How does InheritableThreadLocal work?
The creation of a Java thread is actually the process of class Thread’s instantiation, Thread instance has a variable defined called “threadLocals”, which is instance of ThreadLocal.ThreadLocalMap, the variable “threadLocals” stores all the objects of ThreadLocal variables that referenced by the current Thread object.
Every time the ThreadLocal variable is used, it internally sets and gets its real variable value into its current Thread object’s “threadLocals” variable. That is why ThreadLocal variable always manages the variable value that within the current thread context without messing up with other thread objects.
Besides the instance variable “threadLocals”, Thread instance has another same typed variable called “inheritableThreadLocals”, it follows same way as what “threadLocals” dose regarding to the thread scoped variables management, only difference of “inheritableThreadLocals” only stores the InheritableThreadLocal variable values, and Thread constructor checks the existence of “inheritableThreadLocals” variable from parent thread object and copies the “inheritableThreadLocals” variable into child thread object.
The copy operation is backed by calling method “childValue” of array object stored inside the “table” field of “inheritableThreadLocals” variable. The method “childValue” is implemented from class InheritableThreadLocal.
Leak Issue Of InheritableThreadLocal
The method “childValue” is called to get the copied value from parent thread for those InheritableThreadLocal variables. The default implementation of method “childValue” is actually shallow copy, or the other way to say, copy on reference. That means, theoretically some data is shared with reference between parent thread and its children thread.
Leak here does not mean memory leak, because the “table” field of thread object’s “inheritableThreadLocals” or “threadLocals” is wrapped as WeakReference object, it dose not impact the JVM garage collection, Leak here means about the scope leak and security leak.
First, let’s check the so called scope leak, or more accurately speaking, thread local variable scope leak. Real intention of InheritableThreadLocal according to the Java doc here is “when a child thread is created, the child receives initial values for all inheritable thread-local variables for which the parent has values”, that means, although the “values” of the thread-local variables from the child threat should be setup from the parent thread, it should be only happen at “initial” time, the variables should still be thread local scoped and not supposed to be correlated any more after the “initial” time with its parent thread. However, since the method “childValue” of the class “InheritableThreadLocal” class does the shallow copy, same object is referenced by both child and parent threads, changes on parent will be reflected to the child thread during the lifecycle of both parent and child thread and vice versa. The “shallow copy” changes the variable scope from thread local scope to across parent-child threads scope.

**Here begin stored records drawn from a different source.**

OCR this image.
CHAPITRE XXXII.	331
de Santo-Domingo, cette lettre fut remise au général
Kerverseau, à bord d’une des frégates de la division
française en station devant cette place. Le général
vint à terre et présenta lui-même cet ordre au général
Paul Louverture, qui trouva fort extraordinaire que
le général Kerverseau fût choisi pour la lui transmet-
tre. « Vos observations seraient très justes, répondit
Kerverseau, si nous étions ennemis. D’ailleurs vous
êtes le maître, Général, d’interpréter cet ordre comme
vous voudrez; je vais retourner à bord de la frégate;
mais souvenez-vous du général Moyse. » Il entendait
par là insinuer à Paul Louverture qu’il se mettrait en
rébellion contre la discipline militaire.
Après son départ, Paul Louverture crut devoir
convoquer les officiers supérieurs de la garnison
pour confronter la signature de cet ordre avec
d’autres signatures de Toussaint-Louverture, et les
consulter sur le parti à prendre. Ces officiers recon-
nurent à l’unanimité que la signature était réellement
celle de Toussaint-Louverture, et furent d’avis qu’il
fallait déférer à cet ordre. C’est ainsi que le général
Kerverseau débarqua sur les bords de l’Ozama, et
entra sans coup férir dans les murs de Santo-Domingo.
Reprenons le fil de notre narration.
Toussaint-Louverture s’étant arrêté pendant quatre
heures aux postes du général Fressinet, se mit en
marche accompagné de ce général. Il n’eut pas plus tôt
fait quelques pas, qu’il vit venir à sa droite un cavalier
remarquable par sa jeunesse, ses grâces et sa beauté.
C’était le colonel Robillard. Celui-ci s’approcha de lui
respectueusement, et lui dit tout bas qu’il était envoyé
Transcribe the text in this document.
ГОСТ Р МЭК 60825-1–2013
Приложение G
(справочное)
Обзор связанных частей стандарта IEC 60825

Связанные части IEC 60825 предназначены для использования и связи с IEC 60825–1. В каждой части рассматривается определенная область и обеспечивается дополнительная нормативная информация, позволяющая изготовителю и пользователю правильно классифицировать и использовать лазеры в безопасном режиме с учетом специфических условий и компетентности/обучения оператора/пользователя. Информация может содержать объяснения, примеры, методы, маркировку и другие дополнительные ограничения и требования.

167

This causes some severe issues sometimes and makes the business logic mess up totally. Let’s say, we have a complicated banking system, we want to create child thread to process heavy financial data and for convenience, those financial data is defined as InheritableThreadLocal so that it can be inherited from parent to child thread conveniently, it saves a lot developer’s effort on copy the data from parent to child thread and whole thread logic is much more simplified. However, if for whatever reasons, the parent thread still doing some changes on those inheritable financial data, then what ever that have been changed on child thread will be overridden, most of the time, developers do not even how that happens and need spent huge effort to investigate the issue, it bring a very severe inconsistencies inside the banking system.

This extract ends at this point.